Svetozar Cvetkovic and director Milos (Misa) Radivojevic have recently finished shooting another film together in which Svetozar is both actor and producer.

The Film, How I was Stolen by the Germans will be shown in late spring at various film festivals.

What distinguishes this new film 'How I was stolen by the Germans “from the earlier films that you have made with Misa?

This film took a very long time to prepare.  It is the view of Misa’s childhood, an autobiographical film, which is rare in cinema.  There are many autobiographical novels and stories, but rarely is it that the director dares to enter into his roots by making an autobiographical film, and then builds and elaborates on it.  Misa devised the idea more than fifteen years ago. He was helped by co-writers Vladislav Vojinovic and Svetozar Vlajkovic and thanks to them, the script for this film came together four years ago.



Did you find many difficulties in the production of this work?

The financial side was a challenge, as was the artistic side.

This is Misa Radivojevic's, sixteenth feature film with Purisa Djordjevic. None of these films have earnt a huge amount of money, but they were all award-winning films.

So you should pay attention to the personal, romantic, emotional and humorous story that carries this film, which takes place between 1941  and 1944 in the province, and sets a question mark in front of our occupying German soldiers, members of the Third Reich.


How is the German officer shown in this film?

In this film the German is a chief officer, in a small town in the Serbian province, who accepts a three-year boy as his son and behaves towards him as his natural father.

It is a story about the childhood of Misa Radivojevic, from which he continues to build a story through time up to the beginning of the nineties, when the boy, now in his fiftieth year finds happiness with a girl who was orphaned from the war of the nineties ...


Who plays the German officer in the film?

The German officer is played by Scottish actor Douglas Henshall.  I came into contact with him in England, and he agreed to something called the local conditions.  He is excellent at speaking German in the film and spoke both German and English with a German accent.  I have to say that the German actors would not agree to play the role unless they had favourable conditions, and Douglas told us that this is the best role that he has ever been offered and would not place any special conditions.  The only thing he wanted to do was to spend 15 days in Berlin before shooting the film.  There he spoke with German colleagues and was able to come well prepared for the three-week shooting in Valjevo.

How would you describe the character you play in the film?

In a way, I am a reflection of the author, and because I am playing Misa in the film, it is always more than just the interpretation of a character.  I play the boy after 1943  facing the fate of a country that is falling apart, through the attempt to take a young girl from his house to an orphanage.

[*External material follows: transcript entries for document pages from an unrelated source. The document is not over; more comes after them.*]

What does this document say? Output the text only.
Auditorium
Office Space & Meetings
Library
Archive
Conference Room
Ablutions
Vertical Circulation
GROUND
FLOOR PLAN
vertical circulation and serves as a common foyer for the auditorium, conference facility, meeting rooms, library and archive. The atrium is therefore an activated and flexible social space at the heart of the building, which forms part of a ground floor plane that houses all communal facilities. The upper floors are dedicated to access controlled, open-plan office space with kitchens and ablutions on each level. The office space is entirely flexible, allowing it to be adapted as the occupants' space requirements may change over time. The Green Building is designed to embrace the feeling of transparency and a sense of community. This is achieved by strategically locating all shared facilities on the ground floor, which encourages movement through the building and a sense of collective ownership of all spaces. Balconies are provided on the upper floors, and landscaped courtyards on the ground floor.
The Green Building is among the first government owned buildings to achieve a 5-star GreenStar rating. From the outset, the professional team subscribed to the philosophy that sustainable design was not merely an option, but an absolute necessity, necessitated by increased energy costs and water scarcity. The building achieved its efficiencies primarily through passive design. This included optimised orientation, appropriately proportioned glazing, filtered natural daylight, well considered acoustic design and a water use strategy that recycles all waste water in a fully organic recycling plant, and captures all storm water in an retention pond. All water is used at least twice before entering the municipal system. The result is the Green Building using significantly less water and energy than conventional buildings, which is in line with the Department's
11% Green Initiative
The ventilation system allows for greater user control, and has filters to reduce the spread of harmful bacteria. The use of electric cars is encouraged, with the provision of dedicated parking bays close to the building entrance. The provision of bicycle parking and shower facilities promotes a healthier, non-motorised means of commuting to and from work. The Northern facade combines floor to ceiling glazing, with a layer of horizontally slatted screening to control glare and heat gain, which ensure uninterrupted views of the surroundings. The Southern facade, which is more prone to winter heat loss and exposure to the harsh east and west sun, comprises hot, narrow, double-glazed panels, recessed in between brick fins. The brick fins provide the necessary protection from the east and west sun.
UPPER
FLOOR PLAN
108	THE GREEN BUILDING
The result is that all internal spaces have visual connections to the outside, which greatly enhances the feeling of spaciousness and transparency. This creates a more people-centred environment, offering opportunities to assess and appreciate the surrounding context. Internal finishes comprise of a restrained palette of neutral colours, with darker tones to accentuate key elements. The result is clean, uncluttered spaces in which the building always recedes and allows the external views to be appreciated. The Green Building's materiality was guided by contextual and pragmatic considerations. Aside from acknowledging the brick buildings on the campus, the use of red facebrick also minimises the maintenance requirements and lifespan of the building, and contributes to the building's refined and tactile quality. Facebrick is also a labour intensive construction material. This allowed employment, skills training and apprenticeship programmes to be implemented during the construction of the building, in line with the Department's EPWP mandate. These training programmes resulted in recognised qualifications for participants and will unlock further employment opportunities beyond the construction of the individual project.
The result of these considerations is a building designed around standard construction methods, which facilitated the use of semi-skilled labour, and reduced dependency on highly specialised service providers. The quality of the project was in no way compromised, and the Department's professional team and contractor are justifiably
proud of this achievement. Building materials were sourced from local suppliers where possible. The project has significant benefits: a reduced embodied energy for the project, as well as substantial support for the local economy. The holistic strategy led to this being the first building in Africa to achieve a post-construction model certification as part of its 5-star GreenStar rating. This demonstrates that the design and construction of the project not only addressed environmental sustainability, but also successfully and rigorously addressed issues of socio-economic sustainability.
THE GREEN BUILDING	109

Do you meet up with your wife in a film sequence, and how did you choose the cast?

Jelena (Djokic) was filmed entirely in the second part of the film, which is set in the forties, and I recorded the film set in the Nineties, so we have not met directly in the frame except in one isolated variation of a scene which Misa wanted to achieve.

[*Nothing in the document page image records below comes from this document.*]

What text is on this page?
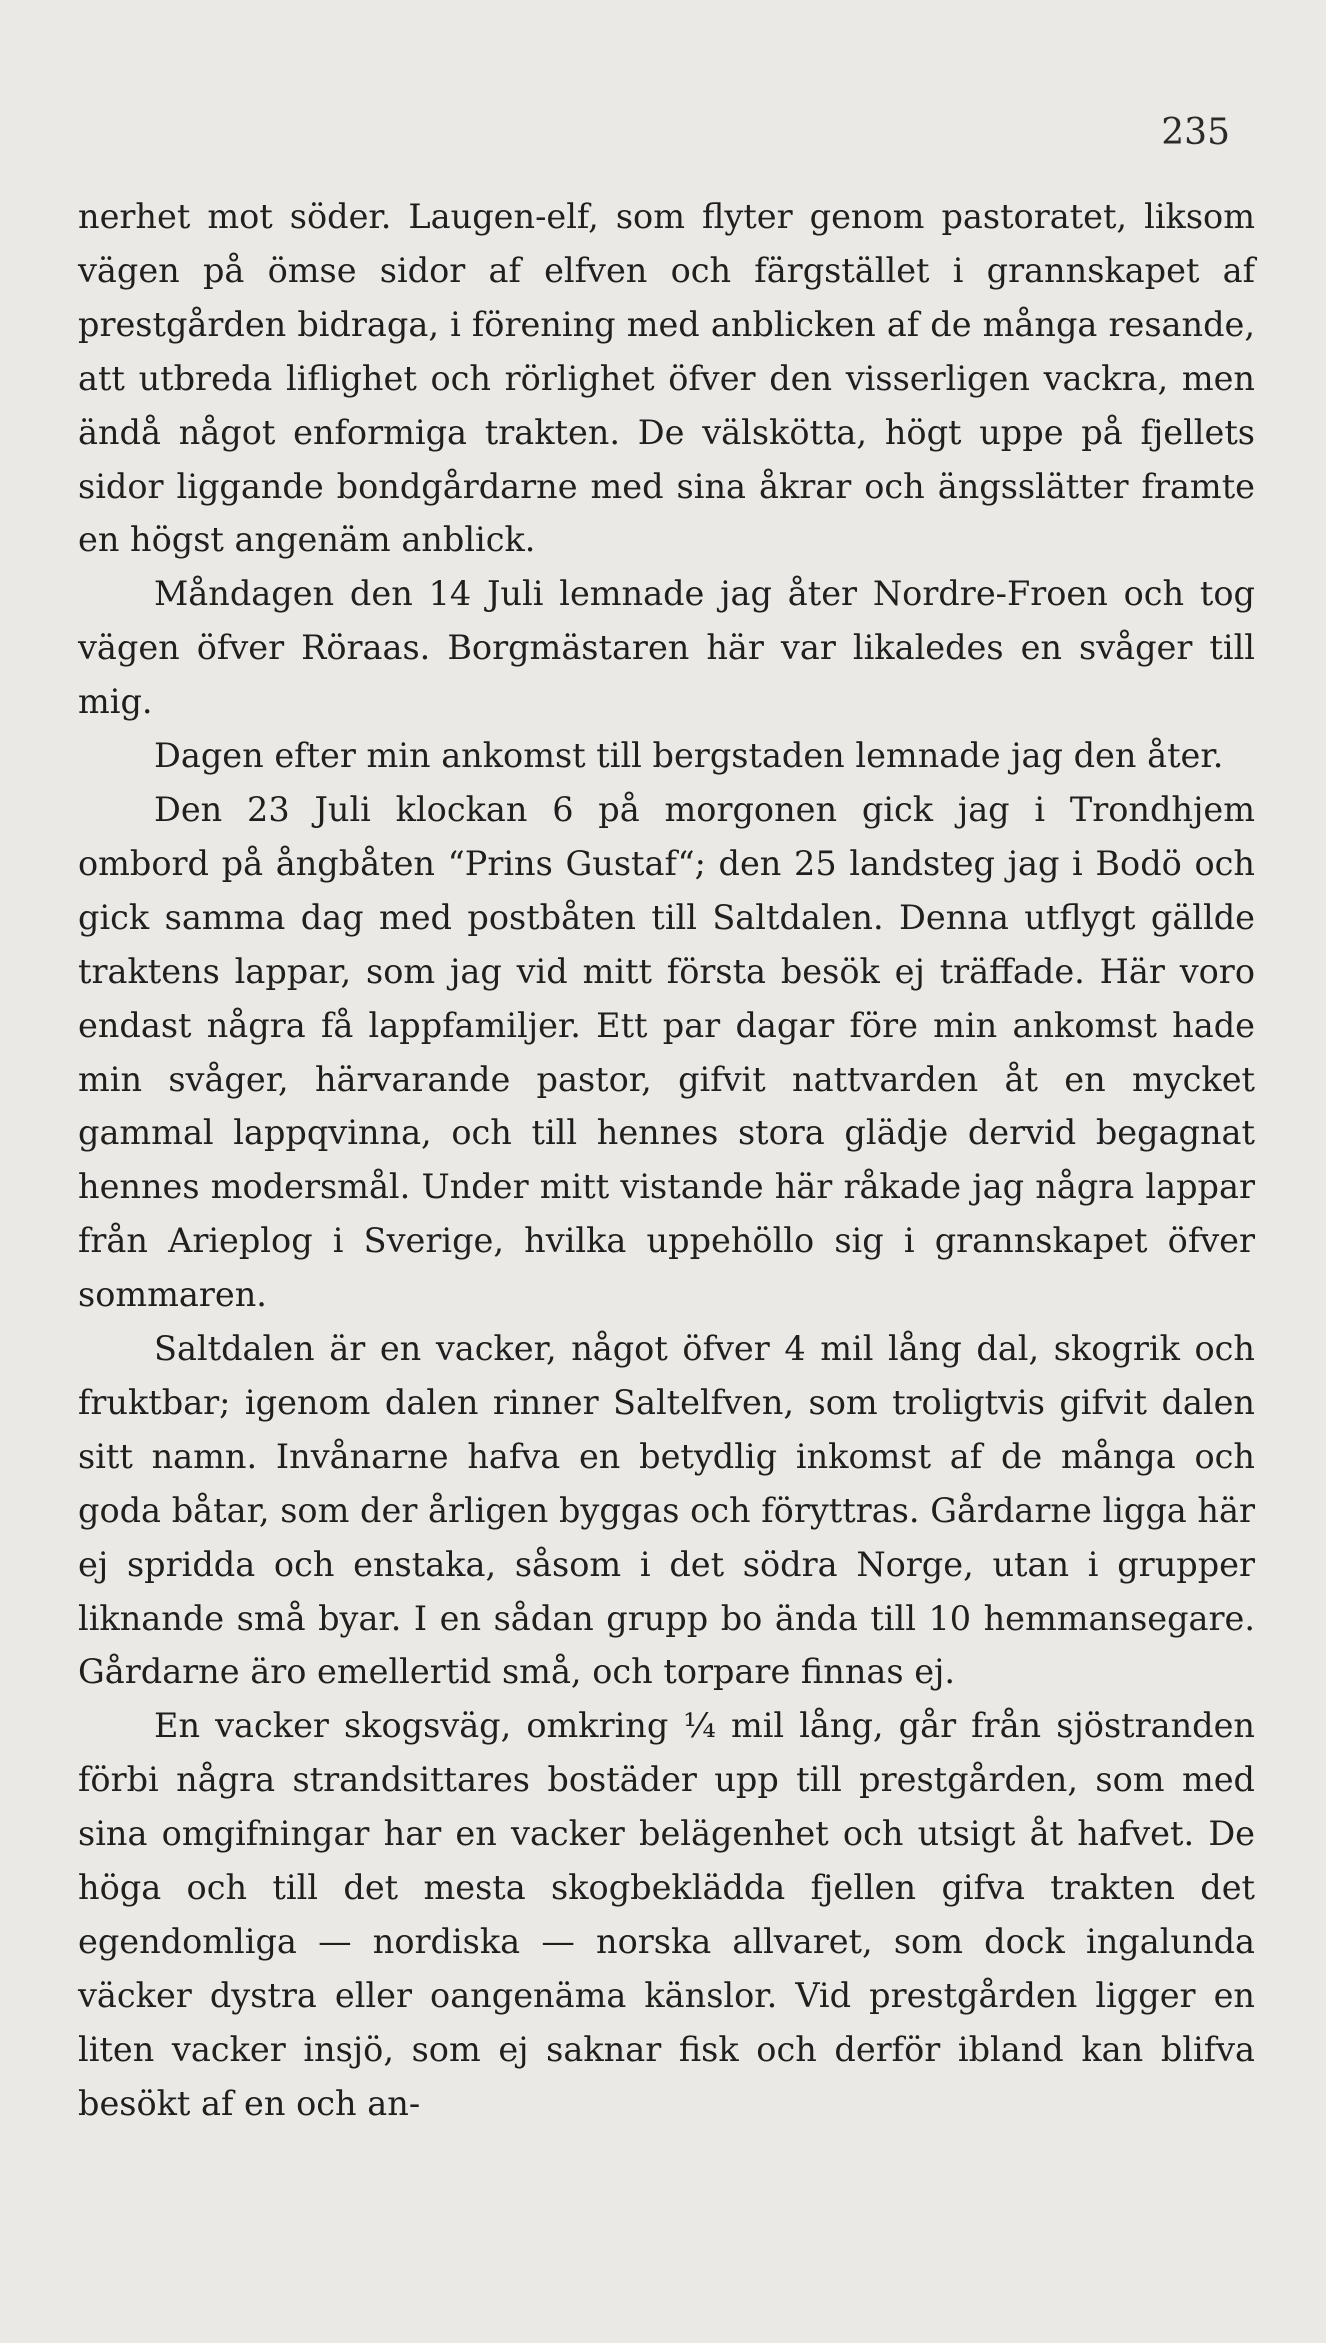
235

nerhet mot söder. Laugen-elf, som flyter genom pastoratet, liksom vägen på ömse sidor af elfven och färgstället i grannskapet af prestgården bidraga, i förening med anblicken af de många resande, att utbreda liflighet och rörlighet öfver den visserligen vackra, men ändå något enformiga trakten. De välskötta, högt uppe på fjellets sidor liggande bondgårdarne med sina åkrar och ängsslätter framte en högst angenäm anblick.

Måndagen den 14 Juli lemnade jag åter Nordre-Froen och tog vägen öfver Röraas. Borgmästaren här var likaledes en svåger till mig.

Dagen efter min ankomst till bergstaden lemnade jag den åter.

Den 23 Juli klockan 6 på morgonen gick jag i Trondhjem ombord på ångbåten “Prins Gustaf“; den 25 landsteg jag i Bodö och gick samma dag med postbåten till Saltdalen. Denna utflygt gällde traktens lappar, som jag vid mitt första besök ej träffade. Här voro endast några få lappfamiljer. Ett par dagar före min ankomst hade min svåger, härvarande pastor, gifvit nattvarden åt en mycket gammal lappqvinna, och till hennes stora glädje dervid begagnat hennes modersmål. Under mitt vistande här råkade jag några lappar från Arieplog i Sverige, hvilka uppehöllo sig i grannskapet öfver sommaren.

Saltdalen är en vacker, något öfver 4 mil lång dal, skogrik och fruktbar; igenom dalen rinner Saltelfven, som troligtvis gifvit dalen sitt namn. Invånarne hafva en betydlig inkomst af de många och goda båtar, som der årligen byggas och föryttras. Gårdarne ligga här ej spridda och enstaka, såsom i det södra Norge, utan i grupper liknande små byar. I en sådan grupp bo ända till 10 hemmansegare. Gårdarne äro emellertid små, och torpare finnas ej.

En vacker skogsväg, omkring ¼ mil lång, går från sjöstranden förbi några strandsittares bostäder upp till prestgården, som med sina omgifningar har en vacker belägenhet och utsigt åt hafvet. De höga och till det mesta skogbeklädda fjellen gifva trakten det egendomliga — nordiska — norska allvaret, som dock ingalunda väcker dystra eller oangenäma känslor. Vid prestgården ligger en liten vacker insjö, som ej saknar fisk och derför ibland kan blifva besökt af en och an-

As for the rest of the cast, Misa and I chose them together.  We also have Dara Dzokic, Miki Krstovic, Nenad Ciric, peg, Nesa Milovanovic, Nada Sargin ...


When will the movie come out of post-production?

A team of sixty people are doing most of the work, and what we are hoping for, what we are doing currently, is to have the film ready by the end of spring, because then we can show it at the public festival. Wherever we appeared during filming, everyone was fascinated by the story of the relationship between an occupying army officer and the boy from the country that was occupied.



How did you become a favourite actor of Milos Radivojevic?

We met when we were working on the film Ni na nebu ni na zemlji (Not In Heaven or on earth) in 1993, a film that saw incredible commercial success in those worst years of destitution.

Today we have become not only friends, but also very creative friends.   It was similar when we worked together on other films, Budenje iz Mrtvih“(Awakening from the Dead )and “Odbaceni "(Reject ), which I also produced and played in.